Now, if you knew my grandmother, then you know she was not one to spend money on frivolous things -- jewelry included, I think. So her jewelry at first glance does not seem like much if I take away the sentimental value. Nonetheless, yesterday I decided I wanted to get the tarnish off the jewelry; they are mostly silver pieces. My eyes locked onto a locket made of painted enamel. Inside, the Roman numerals XXVI are etched into both sides. I can only guess what the numbers stand for, and the only plausible explanation is the year 1926. So, I looked up "floral enamel jewelry," and as it turns out, the Art Deco or Art Nouveou jewelry was quite popular at the turn of the 20th century through to the 1920's. So the year 1926 theory may be accurate. That would put my grandmother at 13 years old. So, of course, now I wonder where she got the piece at that age. Was it a birthday or Christmas gift? Did it belong to her mother? It is very frustrating that I will probably never know the answer to these questions.

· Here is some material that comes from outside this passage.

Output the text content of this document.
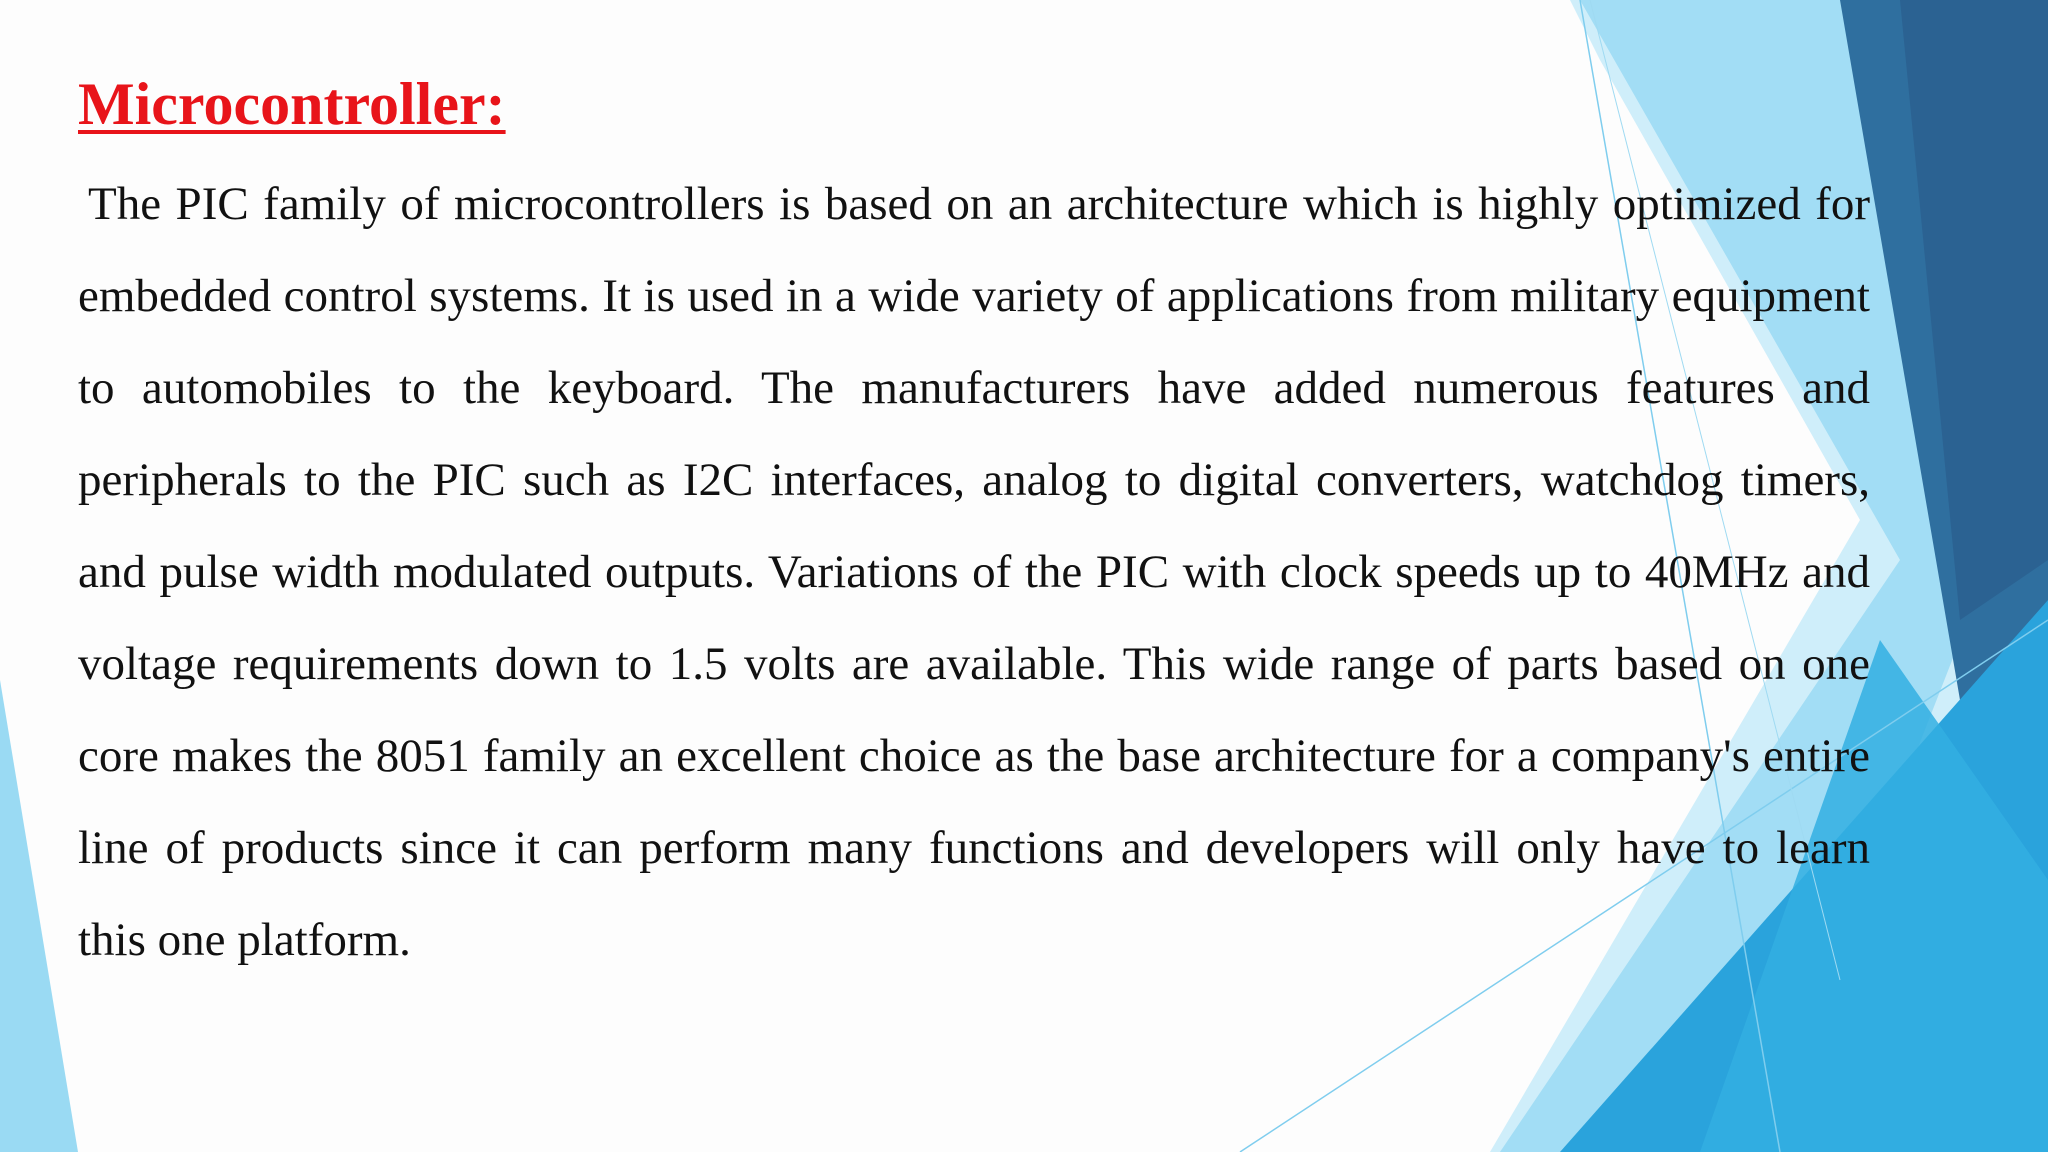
Microcontroller:

The PIC family of microcontrollers is based on an architecture which is highly optimized for embedded control systems. It is used in a wide variety of applications from military equipment to automobiles to the keyboard. The manufacturers have added numerous features and peripherals to the PIC such as I2C interfaces, analog to digital converters, watchdog timers, and pulse width modulated outputs. Variations of the PIC with clock speeds up to 40MHz and voltage requirements down to 1.5 volts are available. This wide range of parts based on one core makes the 8051 family an excellent choice as the base architecture for a company's entire line of products since it can perform many functions and developers will only have to learn this one platform.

After studying the locket as much as possible, I moved on to a brooch with the same enamel and floral style design. The brooch is about 2 inches in diameter, and I guessed it was also made circa 1920; this seems accurate according to what I have read on the internet, and in the Scandinavian Jewelry books I have read on Amazon using the "look inside" feature. When I turned the brooch around, I noticed a stamp. It said G.G. 925 s. Well, as it turns out Norway would always mark the silver 925 to show it was the highest quality silver. But the initials G.G. had me curious. So I did some more googling and found a few similar pieces to the one I had -- nature designs, the same size and shape brooch, and the stamp, all made in Norway by Gustav Gaudernack (1865 - 1914). He was a goldsmith and designer born in Bohemia who went to Norway in 1891 where he lived in Kristiania until his death. According to this site http://www.snl.no/.nbl_biografi/Gustav_Gaudernack/utdypning, Gustav Gaudernack was one of Norway's first designers who earned an international reputation, though he is not too well known in the United States. I read on a different site that he specialized in enamel and nature designs, like animals and flowers. He went to work for the jeweler David Andersen, and he was instrumental in their designs, also for their glass works. The David Andersen company still exists today. However, Gaudernack also had his own store, starting around 1910, and when he died, his widow and son continued to make enamel jewelry. It also seems that his grandson, Christian Gaudernack, continues to make jewelry today in the Baerum area.
But, getting back to the brooch, I read on the site for the link above, that from about 1900, Gaudernack concentrated on the Art Nouveau movement. It was with the flowing style of the flowers and insects that he had his international breakthrough, and it is the one he is remembered for today.
So now this floral piece has more meaning and more questions from me. According to other sites I found selling similar pieces, I am pretty sure the brooch is from the 1920's at the latest. I believe it was either made by Gustav Gaudernack himself in his shop before 1914, or it was made in his name by his wife or son during the 20's. My grandmother would still have been a girl, so I wonder if she received the piece then or later in life, maybe from her mother. The locket doesn't have the stamp, but it looks very similar in style, so it may have been made by the son after his death. This would fit with the 1926 etching theory, and perhaps it is the reason there is no hallmark stamp. Either way, both pieces are unique and very pretty! I truly feel like I discovered treasure yesterday.